Is it worth being friends with a depressive?!


Question: I am sick of being friends with depressed people--they drag you down and they are never "there" for others. Can you give me a reason to be a friend to a depressed person other than pity? I've had it.


Answers: I am sick of being friends with depressed people--they drag you down and they are never "there" for others. Can you give me a reason to be a friend to a depressed person other than pity? I've had it.

I disagree with everyone else. Don't let them drain you of all your positive energy. You can try until your blue in the face, but I bet this person has no intention of getting better and likes their life this way, if thats the case, cut your ties or get them help.

My best friend has depression issues. It's really frustrating, because she's usually so wrapped up in her own issues that when I need support or someone to talk to, she can't be there for me. I've realized lately that I can still hang out with her and all, and even listen to her issues and try to help sometimes, but not count on her for much beyond that. It's important to have other friends that you can count on when you need them.

If your friend is depressed the last thing that you should do is abandon them in their time of need. Depression is a disease if you are a good friend you will stand by them and get them help. If they are constantly depressed talk to their/your parent or your school counselor to try and get them help.
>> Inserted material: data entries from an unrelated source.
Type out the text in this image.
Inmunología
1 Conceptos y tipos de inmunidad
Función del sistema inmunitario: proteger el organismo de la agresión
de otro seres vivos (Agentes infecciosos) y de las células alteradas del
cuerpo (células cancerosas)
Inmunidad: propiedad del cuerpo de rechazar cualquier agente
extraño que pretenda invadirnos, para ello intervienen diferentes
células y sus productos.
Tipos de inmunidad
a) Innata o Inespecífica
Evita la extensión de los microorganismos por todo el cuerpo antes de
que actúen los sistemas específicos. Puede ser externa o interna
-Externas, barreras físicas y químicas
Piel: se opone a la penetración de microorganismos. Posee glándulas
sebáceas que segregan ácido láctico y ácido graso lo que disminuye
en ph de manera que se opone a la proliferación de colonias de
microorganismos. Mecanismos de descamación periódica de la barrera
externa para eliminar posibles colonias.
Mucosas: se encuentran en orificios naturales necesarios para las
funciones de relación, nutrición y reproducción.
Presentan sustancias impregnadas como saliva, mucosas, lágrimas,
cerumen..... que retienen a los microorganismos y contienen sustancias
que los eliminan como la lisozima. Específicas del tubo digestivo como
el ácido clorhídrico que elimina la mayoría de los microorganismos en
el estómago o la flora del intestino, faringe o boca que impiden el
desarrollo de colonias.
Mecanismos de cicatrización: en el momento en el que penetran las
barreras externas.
Don't be selfish and walk away, stay true to your friend and HELP THEM!

Don't leave them. Don't. Depression isn't a choice. It isn't just something that you can suddenly snap out of at will. To help yourself, you need certain things. One of those things are friends. How are you going to get through this without somebody there for you? They probably look to you for advice. All my friends have left me in my time of need, if I even look a bit sad, they yell at me. "Cut the crap!" It's just made things worse. Do this for them. Help them through this.

Common sayings from friends who have "had enough":
"I hate you dragging me down with me."
"You're ruining my life along with yours."
"I can't help you anymore, you can help yourself."
"Stop being overdramatic."

It really doesn't help when you have people walk out on you. They have to drag you down before they drag themselves up.

If you find that you are being affected by their negative energy, you need to take a break from them. Negative energy can affect your thoughts and your own energy vibrations.

Watch this movie to know what I mean
http://www.attractionmindmap.com/the-law...

It would be a very bad thing for your friend if you deserted her as friends really help to keep you up. Her losing you as her friend would probably take away a large amount of the small amount of joy she has left in her life. She may start thinking that her life is meaningless or more so, as joy gives meaning to life. Added to this she will start thinking that nobody wants to be friends with her, weather that's real or imagined, and this will bring her deeper into the depths of depression or maybe even further.

Why don't you take her out on a trip or do some other activities with her that you will both enjoy. If she says that she won't enjoy it know that this is wrong as depressed people have alot of trouble associating joy with things as they are in a very negative thought pattern. When she actually does the thing you may see her smile, her mood lift, her talk about something other than being depressed or all three - this is what she needs to help get her out of this truly aweful condition. Trust me she won't forget the help you give her.